Dynamische beschermingsstrategieën
De meeste van de geïdentificeerde gebieden – inclusief Lutjewad – zijn al aangewezen als Natura 2000-gebieden, Nationale Parken of UNESCO Werelderfgoedlocaties. Het nieuwe onderzoek van BirdEyes laat zien dat sommige van deze zones, op papier goed beschermd, nog gerichter beheerd kunnen worden om seizoensgebonden menselijke verstoring te verminderen. Door beschermingsmaatregelen nog beter af te stemmen op de seizoensgebonden behoeften van lepelaars, ontstaan er nieuwe kansen om de ecologische veerkracht van de regio te vergroten. “Onze bevindingen laten zien dat bescherming van broedkolonies alleen, niet voldoende is,” zegt Piersma. “Om de volledige levenscyclus van deze iconische watervogels echt te ondersteunen, hebben we beschermingsstrategieën nodig die net zo mobiel en dynamisch zijn als de vogels zelf.”
Over BirdEyes
BirdEyes is een wetenschappelijk en creatief centrum dat de wereld – bijna letterlijk – door de ogen van vogels bekijkt. Steeds meer vogels dragen kleine zenders op hun rug en poten, die een ongekende hoeveelheid informatie genereren. BirdEyes verbindt deze data met andere informatiebronnen en nieuwe manieren om verhalen te vertellen en inzichten te delen. Het centrum, gevestigd bij de Faculties of Science & Engineering en Campus Fryslân, is een innovatief onderdeel van de Rijksuniversiteit Groningen en verbonden aan de Rudolph Agricola School for Sustainable Development. BirdEyes heeft zowel empirische als inspirerende wortels in de verste uithoeken van de wereld.
Henriques M., Piersma T., Vansteelant W.M.G., de Goeij P. & Lok T. (2025).
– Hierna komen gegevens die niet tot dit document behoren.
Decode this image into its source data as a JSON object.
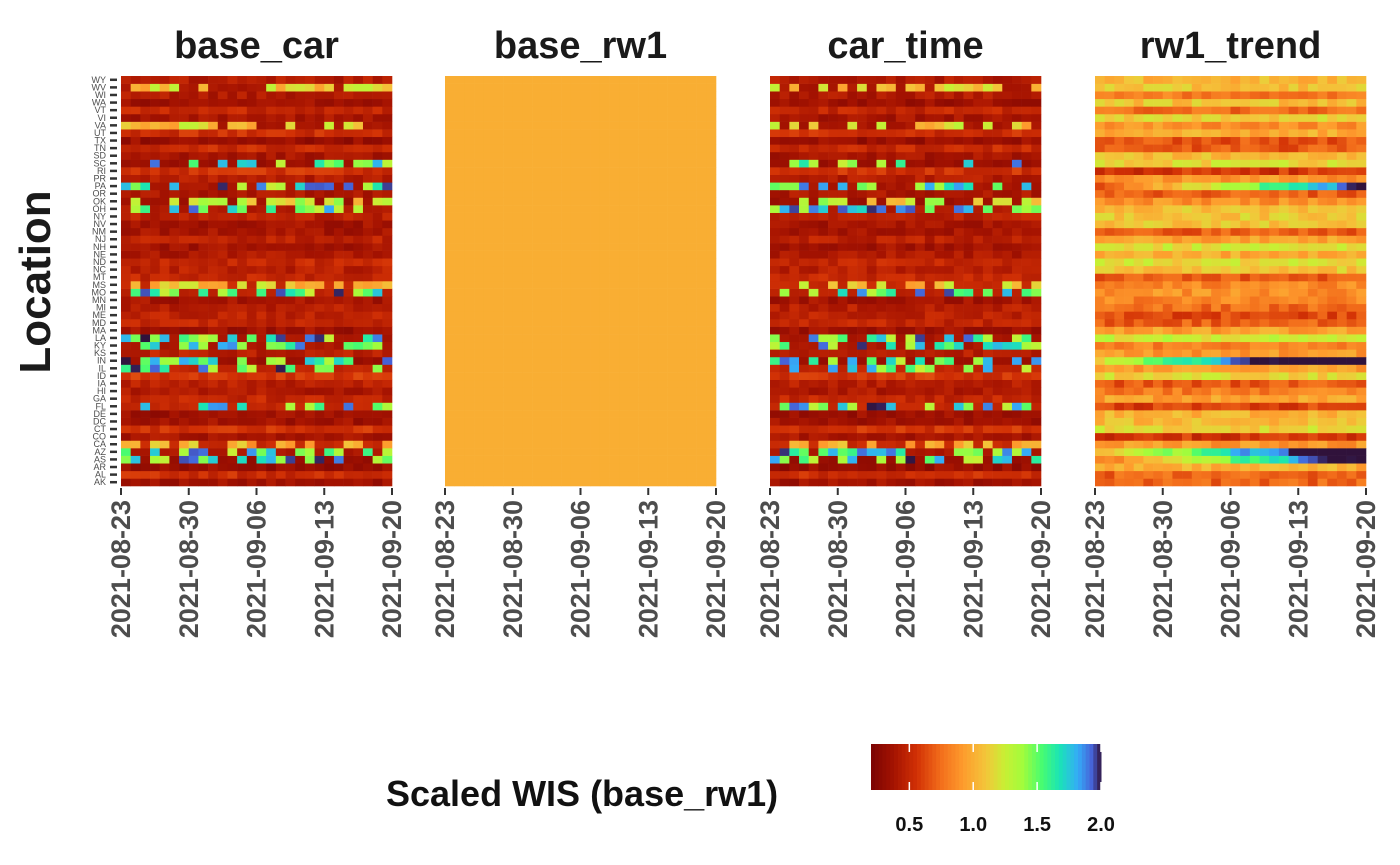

A time and a place for everything: Eurasian Spoonbills divide spring and summer activities across different areas in the eastern Dutch Wadden Sea.
Last author Tamar Lok, expert in movement ecology and population dynamics, and co-author Petra de Goeij have been researching spoonbills on Schiermonnikoog for twenty years. Co-author Wouter Vansteelant is the principal investigator of the current spoonbill research on Schiermonnikoog.